In a separate comment piece The Telegraph argues that Brexit isn’t to blame for empty shelves in supermarkets. “The UK is far from alone in facing driver shortages, and has been hit by other factors including new tax rules and the pingdemic,” the paper writes.

The severe disruption hitting the food industry supply chain is the result of Brexit, according to the boss of the British poultry association (Sky News).

Nando’s says it plans to have all its restaurants open again from Saturday after supply chain disruption forced 45 sites to close (Sky News).

More than a fifth of Vectura investors have already sold out their shares to Philip Morris International, the maker of Malboro cigarettes, ahead of its planned £1bn takeover of the asthma company (The Telegraph).

The tobacco company said that it had acquired 135.5 million shares at 165p per share, representing about 22.6% of Vectura’s share capital, and was seeking to make further market purchases (The Times £).

The cigarette maker has hired investment banking giant BofA Securities to offer 165p a share to any shareholders outside the US willing to sell their Vectura shares (The Guardian). Under market rules, PMI would not be allowed to build its stake in a takeover target by buying shares from investors within the US.
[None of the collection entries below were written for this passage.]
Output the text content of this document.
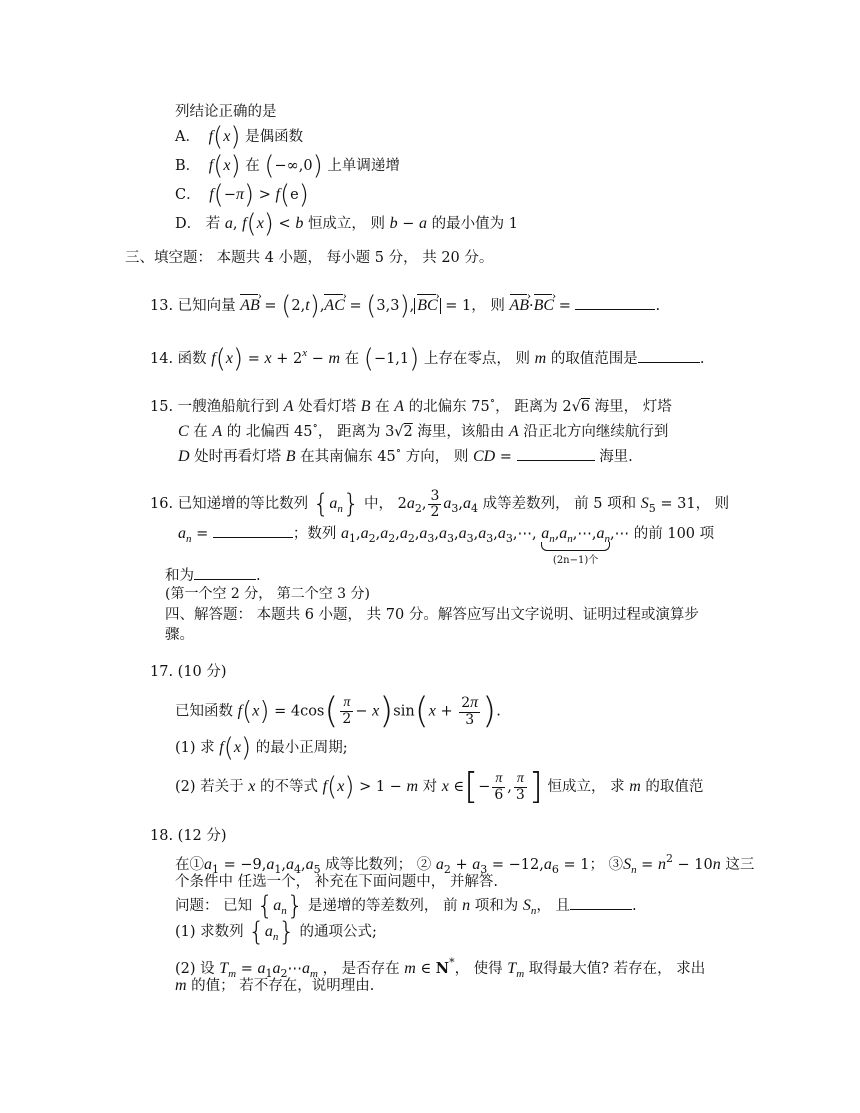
列结论正确的是
A．  f(x) 是偶函数
B．  f(x) 在 (−∞,0) 上单调递增
C．  f(−π) > f(e)
D． 若 a, f(x) < b 恒成立， 则 b − a 的最小值为 1
三、填空题： 本题共 4 小题， 每小题 5 分， 共 20 分。
13. 已知向量 AB › = (2,t),AC › = (3,3), BC › = 1， 则 AB ›·BC › =	.
14. 函数 $f(x) = x + 2^x - m$ 在 (−1,1) 上存在零点， 则 m 的取值范围是	.
15. 一艘渔船航行到 A 处看灯塔 B 在 A 的北偏东 75∘， 距离为 2√6 海里， 灯塔
C 在 A 的 北偏西 45∘， 距离为 3√2 海里，该船由 A 沿正北方向继续航行到
D 处时再看灯塔 B 在其南偏东 45∘ 方向， 则 CD =	海里.
16. 已知递增的等比数列 $\{a_n\}$ 中， $2a_2$, $\frac{3}{2} a_3,a_4$ 成等差数列， 前 5 项和 $S_5 = 31$， 则
$a_n$ =	；数列 $a_1,a_2,a_2,a_2,a_3,a_3,a_3,a_3,a_3,\cdots$, $a_n,a_n,\cdots,a_n$
(2n−1)个
,⋯ 的前 100 项
和为	.
(第一个空 2 分， 第二个空 3 分)
四、解答题： 本题共 6 小题， 共 70 分。解答应写出文字说明、证明过程或演算步
骤。
17. (10 分)
已知函数 $f(x) = 4\cos( \frac{\pi}{2} - x)\sin(x + \frac{2\pi}{3}$ ).
(1) 求 f(x) 的最小正周期;
(2) 若关于 x 的不等式 f(x) > 1 − m 对 x ∈[− $\frac{\pi}{6}$ , $\frac{\pi}{3}$ ] 恒成立， 求 m 的取值范
18. (12 分)
在$①a_1 = -9,a_1,a_4,a_5$ 成等比数列； ② $a_2 + a_3 = -12,a_6 = 1$； $③S_n = n^2 - 10n$ 这三
个条件中 任选一个， 补充在下面问题中， 并解答.
问题： 已知 $\{a_n\}$ 是递增的等差数列， 前 n 项和为 $S_n$， 且	.
(1) 求数列 $\{a_n\}$ 的通项公式;
(2) 设 $T_m$ = $a_1a_2\cdots a_m$ ， 是否存在 m ∈ N*， 使得 $T_m$ 取得最大值? 若存在， 求出
m 的值； 若不存在，说明理由.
Nearly two-thirds of the yoghurts marketed at children provide at least a third of a four- to six-year-old’s maximum daily intake of added sugars, according to research by Action on Sugar that calls for a ban on child-friendly packaging (The Guardian).

The world’s third-largest brewer Carlsberg has upgraded its full-year profit guidance but reported a split between a recovering market in Europe and an Asia largely held back by Covid-19 restrictions (The Financial Times £).

The Lex column in The Financial Times (£) says Europe’s football championship and fine weather helped the Danish brewer to a strong second quarter, with the profits upgrade suggesting the business is suggests a worth a re-rating by investors.

A feature in The Guardian looks at ‘a perfect storm’ for UK beet growers as they Brexit threatens their future. “They produce half the country’s sugar needs, but expect new trade deals to make their tough situation worse,” the paper writes.

Deliveroo has finally shaken off its ‘worst IPO’ tag as shares in the company returned to the flotation price (The Times £).

Falling prices for clothes in summer sales caused inflation to fall more quickly than expected in July, official figures show, with the consumer price index coming in at 2% (The Times £).

Weather shocks in Brazil ripple across global commodities markets, with products from coffee to oranges affected by drought and chilly temperatures (The Financial Times £).